Oblomov - Critique sortie Théâtre Paris Comedie française-Théâtre du Vieux-Colombier
Crédit photo : Sarah Robine Légende photo Volodia Serre

Entretien
Volodia Serre
Théâtre du Vieux-Colombier
Oblomov / de Gontcharov / adaptation et mise en scène Volodia Serre



Publié le 20 avril 2013 - N° 209

Lové au creux des rêves que lui susurre son tendre divan, Oblomov s’enfonce chaque jour un peu plus dans le moelleux de la paresse, hanté par la nostalgie d’une enfance insouciante. Métaphore de l’apathie russe pour les uns, figure d’une nouvelle sagesse pour les autres, le héros du roman de Gontcharov fascine toujours. Comédien et metteur en scène, Volodia Serre fréquente depuis longtemps les auteurs russes et explore les facettes du personnage avec la troupe du Français.

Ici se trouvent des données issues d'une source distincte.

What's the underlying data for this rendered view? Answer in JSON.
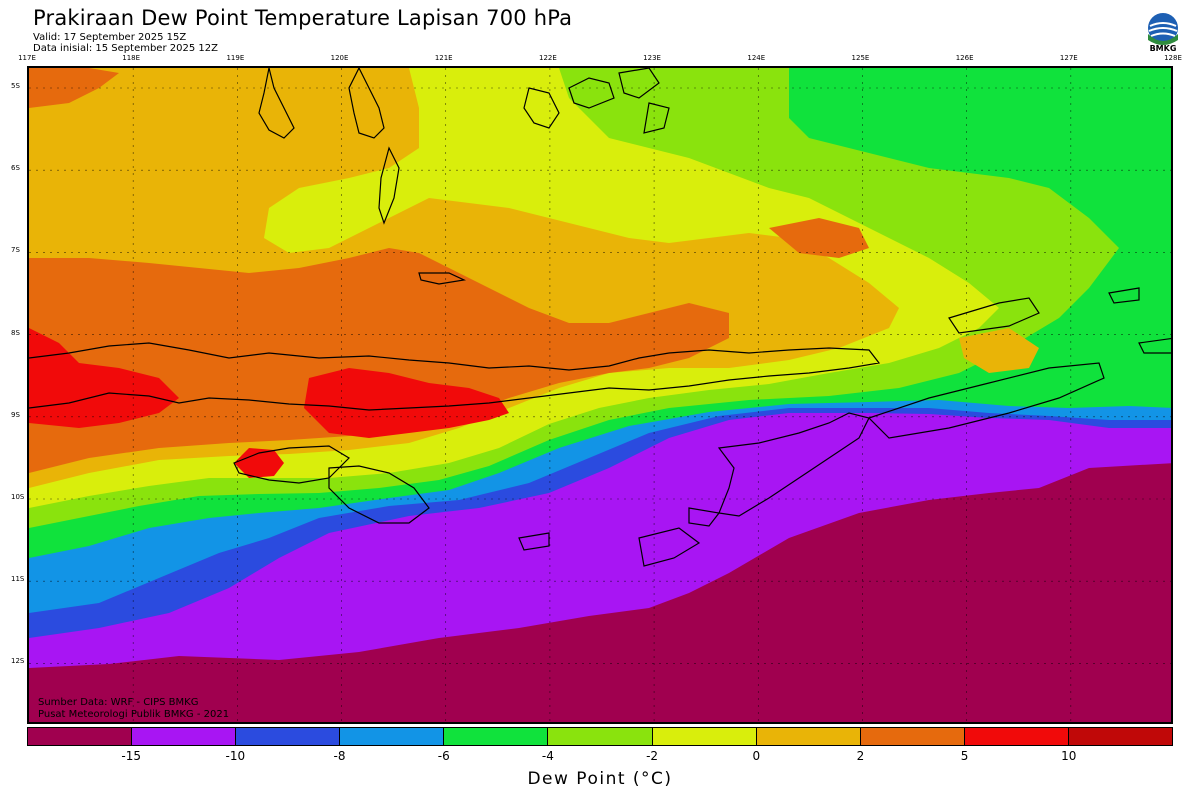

« La question de la pertinence de notre modèle de développement fondé sur la croissance. »

Sommes-nous aujourd’hui menacés ou en manque d’« oblomovisme », pour reprendre l’expression de Stolz, ami qui tente de sortir Oblomov de son indécrottable torpeur ?

Volodia Serre : Oblomov représente certes l’oisiveté mais questionne aussi, par sa façon d’être, la quête qui agite le monde autour de lui. Aboulique chronique, ce Pétersbourgeois propriétaire terrien ne parvient pas à s’inscrire dans le réel de son époque, qui voit l’avènement du système capitaliste. A travers la lutte amicale qui l’oppose à Stolz, symbole de l’homme nouveau, concret, actif, efficace, se pose la question de la pertinence de notre modèle de développement fondé sur la croissance. Oblomov cherche une symbiose avec la nature, une synthèse entre l’héritage du passé et un type de modernité, alors que dominent les valeurs de rendement, d’action et de progrès. Mais qu’est-ce que la vie, qu’est-ce que le bonheur ? La croissance peut-elle être le moteur de notre civilisation ? Ces sujets se trouvent au cœur du débat politique actuel.

Quelles sont les lignes directrices de votre adaptation théâtrale ?

V. S. : Elles s’appuient d’une part sur les dialogues, très développés dans le roman, d’autre part sur la confusion entre le rêve et le réel. Oblomov est incapable de quitter l’enfance et d’accepter l’âge adulte. Il s’enferme chez lui, cherche le calme, préfère la tranquillité d’une liaison amoureuse quasi maternelle à la passion. Il fuit la « vie » et se réfugie dans le sommeil, dans un univers intérieur habité de songes, de fantasmes et de souvenirs. A force de s’évader, il ne parvient plus à revenir au réel et reste dans l’inertie. Le spectacle est ainsi construit en trois phases : l’homme couché, l’homme debout et l’homme flottant, quand la réalité se dilue dans les rêveries.

Le rêve se cogne en effet sans cesse contre la réalité et s’y mêle. Comment rendre sensible ce trouble sur le plateau ?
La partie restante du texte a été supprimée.